DASS-377 fait partie de cette série dans laquelle mère et fille sont sexuellement abusées par un ou plusieurs hommes. Ici, il s’agit du type qui avait violé AIKA il y a une vingtaine d’années. Momo est née de cette union non consentie. AIKA a gardé son bébé et l’a élevé seule. C’est une femme responsable.
Cependant, lorsque son violeur ressurgit, AIKA découvre qu’elle n’est finalement pas aussi forte qu’elle le pensait.

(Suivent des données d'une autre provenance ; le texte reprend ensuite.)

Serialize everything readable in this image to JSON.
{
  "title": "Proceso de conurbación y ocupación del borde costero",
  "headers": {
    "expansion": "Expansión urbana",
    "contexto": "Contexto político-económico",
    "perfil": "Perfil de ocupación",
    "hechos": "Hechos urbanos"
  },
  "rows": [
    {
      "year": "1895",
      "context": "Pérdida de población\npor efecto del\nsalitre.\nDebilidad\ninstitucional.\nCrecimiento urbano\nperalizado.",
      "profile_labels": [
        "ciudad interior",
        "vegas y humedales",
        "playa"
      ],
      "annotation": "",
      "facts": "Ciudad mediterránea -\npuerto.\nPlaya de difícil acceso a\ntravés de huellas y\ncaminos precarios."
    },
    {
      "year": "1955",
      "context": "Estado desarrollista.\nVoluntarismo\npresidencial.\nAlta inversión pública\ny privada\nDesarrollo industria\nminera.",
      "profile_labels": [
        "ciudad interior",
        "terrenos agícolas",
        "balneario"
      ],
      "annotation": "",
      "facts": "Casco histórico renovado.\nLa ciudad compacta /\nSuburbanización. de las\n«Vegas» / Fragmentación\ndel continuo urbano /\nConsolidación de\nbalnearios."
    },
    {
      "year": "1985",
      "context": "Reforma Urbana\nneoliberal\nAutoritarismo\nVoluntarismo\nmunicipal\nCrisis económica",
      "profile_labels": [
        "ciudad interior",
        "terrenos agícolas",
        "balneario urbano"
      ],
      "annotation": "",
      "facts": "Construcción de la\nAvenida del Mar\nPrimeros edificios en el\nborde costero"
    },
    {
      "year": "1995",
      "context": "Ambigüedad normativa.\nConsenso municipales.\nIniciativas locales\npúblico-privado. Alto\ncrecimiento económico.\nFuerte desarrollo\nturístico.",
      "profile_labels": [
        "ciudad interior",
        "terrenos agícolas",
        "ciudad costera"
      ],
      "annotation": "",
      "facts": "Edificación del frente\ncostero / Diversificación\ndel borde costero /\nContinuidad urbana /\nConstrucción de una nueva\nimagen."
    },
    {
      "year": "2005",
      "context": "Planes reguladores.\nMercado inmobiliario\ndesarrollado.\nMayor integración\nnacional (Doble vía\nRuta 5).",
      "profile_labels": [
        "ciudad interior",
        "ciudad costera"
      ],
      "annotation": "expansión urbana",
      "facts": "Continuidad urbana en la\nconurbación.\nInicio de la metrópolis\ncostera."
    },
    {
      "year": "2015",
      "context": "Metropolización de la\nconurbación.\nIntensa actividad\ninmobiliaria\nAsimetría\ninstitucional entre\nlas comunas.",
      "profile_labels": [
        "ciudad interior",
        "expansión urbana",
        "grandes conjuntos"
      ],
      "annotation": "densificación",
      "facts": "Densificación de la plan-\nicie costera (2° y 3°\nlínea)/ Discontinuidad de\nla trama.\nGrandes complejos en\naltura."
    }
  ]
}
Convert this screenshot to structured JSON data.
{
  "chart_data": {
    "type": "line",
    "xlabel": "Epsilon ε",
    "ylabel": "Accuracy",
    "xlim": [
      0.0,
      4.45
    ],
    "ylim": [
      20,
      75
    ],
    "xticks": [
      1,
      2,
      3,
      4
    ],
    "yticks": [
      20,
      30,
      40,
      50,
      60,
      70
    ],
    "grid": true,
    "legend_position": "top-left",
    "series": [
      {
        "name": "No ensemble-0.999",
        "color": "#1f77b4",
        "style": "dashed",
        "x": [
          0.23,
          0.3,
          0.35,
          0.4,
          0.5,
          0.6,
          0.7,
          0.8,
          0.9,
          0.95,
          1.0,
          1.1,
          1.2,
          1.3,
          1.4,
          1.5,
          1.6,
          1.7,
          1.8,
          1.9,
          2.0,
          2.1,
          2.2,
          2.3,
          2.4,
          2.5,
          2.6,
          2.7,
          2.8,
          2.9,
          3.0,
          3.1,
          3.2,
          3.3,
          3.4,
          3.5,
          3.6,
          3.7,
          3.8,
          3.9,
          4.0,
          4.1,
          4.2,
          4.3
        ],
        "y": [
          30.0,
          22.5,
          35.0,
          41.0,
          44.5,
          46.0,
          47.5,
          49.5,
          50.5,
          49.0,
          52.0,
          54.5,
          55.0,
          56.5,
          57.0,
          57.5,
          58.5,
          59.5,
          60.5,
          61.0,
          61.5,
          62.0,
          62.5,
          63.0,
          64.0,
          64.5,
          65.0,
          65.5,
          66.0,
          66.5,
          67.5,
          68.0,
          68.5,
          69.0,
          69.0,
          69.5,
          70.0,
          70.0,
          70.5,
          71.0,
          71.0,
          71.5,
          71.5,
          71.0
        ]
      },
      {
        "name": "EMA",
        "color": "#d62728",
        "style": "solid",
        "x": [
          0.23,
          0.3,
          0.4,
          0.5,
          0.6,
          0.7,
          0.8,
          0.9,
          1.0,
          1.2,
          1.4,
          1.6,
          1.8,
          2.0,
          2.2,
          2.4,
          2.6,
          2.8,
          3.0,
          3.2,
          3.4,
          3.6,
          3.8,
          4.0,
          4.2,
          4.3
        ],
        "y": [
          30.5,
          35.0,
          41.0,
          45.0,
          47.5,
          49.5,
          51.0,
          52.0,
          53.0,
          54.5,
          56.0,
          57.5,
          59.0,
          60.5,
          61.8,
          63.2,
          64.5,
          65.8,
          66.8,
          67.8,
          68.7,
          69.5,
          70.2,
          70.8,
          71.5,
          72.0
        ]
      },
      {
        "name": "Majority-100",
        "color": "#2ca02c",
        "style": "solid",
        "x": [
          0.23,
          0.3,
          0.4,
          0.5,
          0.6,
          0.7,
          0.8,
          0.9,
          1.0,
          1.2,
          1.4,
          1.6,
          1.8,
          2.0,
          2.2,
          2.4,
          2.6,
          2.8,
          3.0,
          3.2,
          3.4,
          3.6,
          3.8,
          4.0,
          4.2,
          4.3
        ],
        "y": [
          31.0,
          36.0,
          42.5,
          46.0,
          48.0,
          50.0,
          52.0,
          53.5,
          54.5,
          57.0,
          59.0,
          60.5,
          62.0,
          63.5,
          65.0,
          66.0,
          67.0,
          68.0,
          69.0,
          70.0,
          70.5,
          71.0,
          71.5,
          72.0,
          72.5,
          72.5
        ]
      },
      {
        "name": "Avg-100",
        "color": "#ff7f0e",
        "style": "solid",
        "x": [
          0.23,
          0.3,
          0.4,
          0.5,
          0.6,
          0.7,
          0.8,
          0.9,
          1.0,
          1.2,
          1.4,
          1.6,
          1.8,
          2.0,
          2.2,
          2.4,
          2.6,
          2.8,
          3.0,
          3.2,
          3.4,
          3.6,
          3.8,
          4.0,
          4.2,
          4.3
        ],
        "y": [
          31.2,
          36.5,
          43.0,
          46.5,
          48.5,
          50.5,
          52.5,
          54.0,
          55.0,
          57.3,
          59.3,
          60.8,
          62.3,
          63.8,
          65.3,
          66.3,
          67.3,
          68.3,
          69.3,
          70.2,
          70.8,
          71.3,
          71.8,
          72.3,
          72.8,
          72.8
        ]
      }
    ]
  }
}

Le prétexte à l’origine de DASS-377 se révèle franchement difficile à admettre. D’une part, parce que l’effroyable personnage incarné par Tetsuya Hatanaka va faire participer les deux jeunes femmes à des séquences franchement improbables. Tout aussi invraisemblables s’avèrent les personnages incarnés par les deux actrices.
AIKA roule sa bosse dans le JAV depuis 2011… Par conséquent, en ce qui concerne l’âge, elle pourrait donc presque être crédible en jeune maman. Mais l’idole s’est spécialisée dans les rôles de gyaru, c’est-à-dire, des filles à la peau bronzée, bardées de bijoux tape-à-l’œil, d’ongles immensément longs et aux cheveux teints…. Quant à Shiraishi Momo, elle fait un peu trop délurée pour jouer une adolescente sainte-nitouche…
Sur le plan formel, Dazai Chinpo réalise malgré tout un JAV qui, dans le domaine de l’érotisme, atteint des sommets. Les deux actrices sont splendides et brillent de mille feux. Dans la première partie, le réalisateur excelle pour placer mère et fille sur la même image, désemparées : l’une éplorée tandis que l’autre est abusée sur un autre plan. Dans la seconde partie, les deux filles, désormais délurées, deviennent bien plus fougueuses. La tension monte, et pas seulement !
On aimerait bien connaître les arguments de la fripouille qui dicte ses lubies aux deux idoles. Mais la barrière de la langue empêche d’y voir clair… Quoi qu’il en soit, mieux vaut encore oublier le scénario qui perd alors tout son sens et considérer DASS-377 comme un simple gonzo.